Her mouth dropped, “Are you a lesbian?”

“Mom, no, I’m not! But what if I was? You could have really offended me.  That was fucked up how far your mouth just hit the floor.”

She relaxed a bit in her seat, “You know I would love you no matter what, right?”

“I know. Now just pick a damn card.”

“I told you I don’t like to play with this dark stuff.”

“It’s not dark. You do realize there are different forms and avenues for spirituality don’t you? Now, you spent my whole life shoving yours down my throat. It’s time for you to take a crack at mine.”

She hesitated and pulled a card. The devil. God damnit of course. The absolute worst card a god fearing woman could pull. She gasped and I began laughing hysterically. I couldn’t help it.

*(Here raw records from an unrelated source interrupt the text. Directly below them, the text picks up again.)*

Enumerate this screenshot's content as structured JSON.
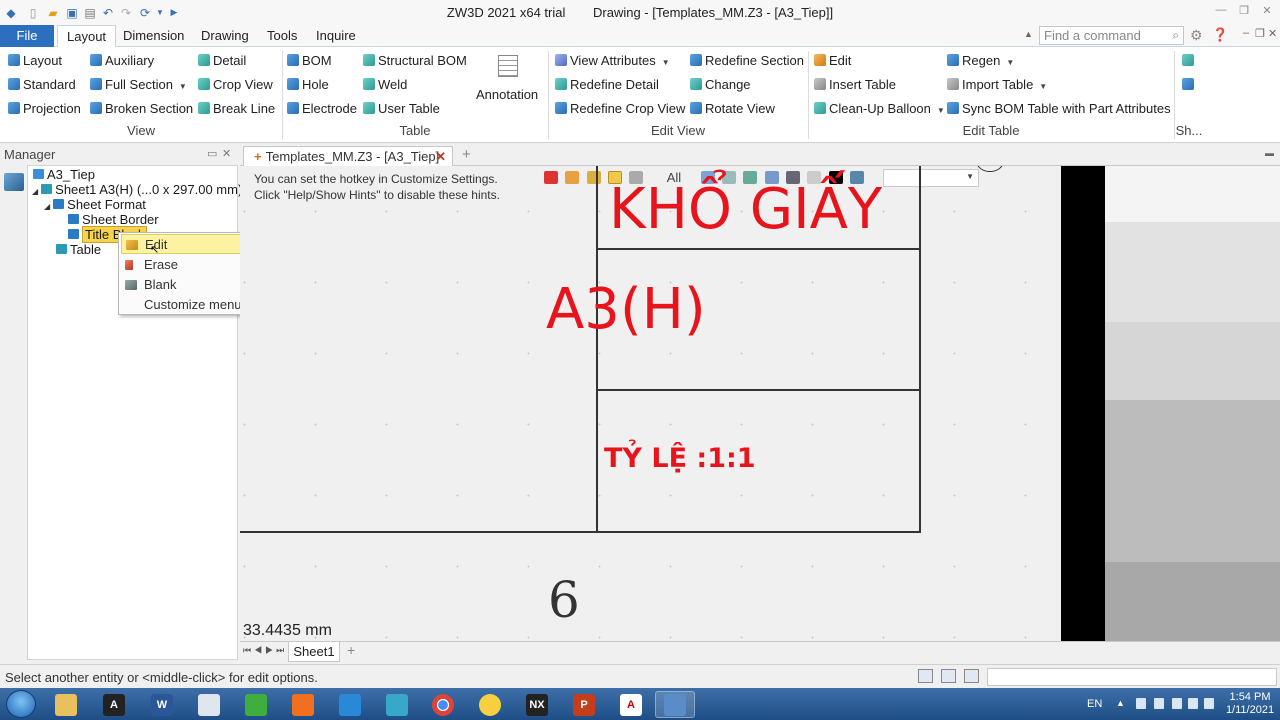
{
  "app": {
    "product": "ZW3D 2021 x64 trial",
    "document": "Drawing - [Templates_MM.Z3 - [A3_Tiep]]"
  },
  "menu": {
    "tabs": [
      "File",
      "Layout",
      "Dimension",
      "Drawing",
      "Tools",
      "Inquire"
    ],
    "active": "Layout",
    "search_placeholder": "Find a command"
  },
  "ribbon": {
    "view": {
      "label": "View",
      "items": [
        "Layout",
        "Auxiliary",
        "Detail",
        "Standard",
        "Full Section",
        "Crop View",
        "Projection",
        "Broken Section",
        "Break Line"
      ]
    },
    "table": {
      "label": "Table",
      "items": [
        "BOM",
        "Structural BOM",
        "Hole",
        "Weld",
        "Electrode",
        "User Table"
      ],
      "annotation": "Annotation"
    },
    "edit_view": {
      "label": "Edit View",
      "items": [
        "View Attributes",
        "Redefine Section",
        "Redefine Detail",
        "Change",
        "Redefine Crop View",
        "Rotate View"
      ]
    },
    "edit_table": {
      "label": "Edit Table",
      "items": [
        "Edit",
        "Regen",
        "Insert Table",
        "Import Table",
        "Clean-Up Balloon",
        "Sync BOM Table with Part Attributes"
      ]
    },
    "sh_label": "Sh..."
  },
  "manager": {
    "title": "Manager",
    "tree": [
      {
        "label": "A3_Tiep"
      },
      {
        "label": "Sheet1 A3(H) (...0 x 297.00 mm)"
      },
      {
        "label": "Sheet Format"
      },
      {
        "label": "Sheet Border"
      },
      {
        "label": "Title Block"
      },
      {
        "label": "Table"
      }
    ]
  },
  "context_menu": {
    "items": [
      "Edit",
      "Erase",
      "Blank",
      "Customize menu"
    ],
    "highlighted": "Edit"
  },
  "document_tab": {
    "label": "Templates_MM.Z3 - [A3_Tiep]"
  },
  "canvas": {
    "hint_line1": "You can set the hotkey in Customize Settings.",
    "hint_line2": "Click \"Help/Show Hints\" to disable these hints.",
    "filter": "All",
    "title_text": "KHỔ GIẤY",
    "size_text": "A3(H)",
    "scale_text": "TỶ LỆ :1:1",
    "handwritten": "6",
    "dim_readout": "33.4435 mm"
  },
  "sheet_tab": "Sheet1",
  "status": {
    "text": "Select another entity or <middle-click> for edit options."
  },
  "taskbar": {
    "lang": "EN",
    "time": "1:54 PM",
    "date": "1/11/2021",
    "apps": [
      "explorer",
      "autodesk",
      "word",
      "zw-app",
      "green-app",
      "orange-app",
      "blue-app",
      "teal-app",
      "chrome",
      "yellow-app",
      "nx",
      "powerpoint",
      "acrobat",
      "zw3d"
    ]
  },
  "colors": {
    "accent": "#2d6fbf",
    "drawing_red": "#e8141b",
    "context_highlight": "#fbf3a2"
  }
}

“I told you I didn’t want to pick a card Mel! Why did you have to push me so hard? This does not align with my faith!”

She stormed out and I still couldn’t stop laughing as I reached my hand for hers.

“Mom, you really think your god is that petty? Let me explain the card!”

The bedroom door slammed and I heard a muffled, “Fuck off!”

“Well that certainly didn’t go as I planned,” I mumbled to myself while pouring us two glasses of wine. Still giggling, I sheepishly snuck into her room.

She accepted the wine and we both shared a good laugh. Nothing more satisfying than hearing your mom awkwardly say “fuck.”

Bitter Ass Bitch

She was the friend that I’d never expected to ask me this fucking vanilla question.

“Mel, when are you gonna have kids? You would make such a great mom.”

Misery likes company eh? A thought.  A quick thought.  A long thought.   I almost had the nerve to ask, “So when are you gonna get a divorce?”

I didn’t.  I feel like it’s just as inappropriate to ask a lady when she’s going to bear children as it is to when she’s going to leave her lame ass husband or drown her whiny ass kid.

To be truthful.  I don’t support killing your children, but I guess as annoyed and anxious as you are about me having a child, I’m equally as ready for you to make your kid shut the fuck up.

I get it. Both ridiculous. Both uncalled for.

But seriously, can you get your kid to shut the fuck up?

I’m trying to have a conversation with my once sexy ass vibrant friend.

Is this just age?  You watch your once colorful friends fold into a bland ass manila envelope.

I’ll do without.  Khaki always looked like shit on me.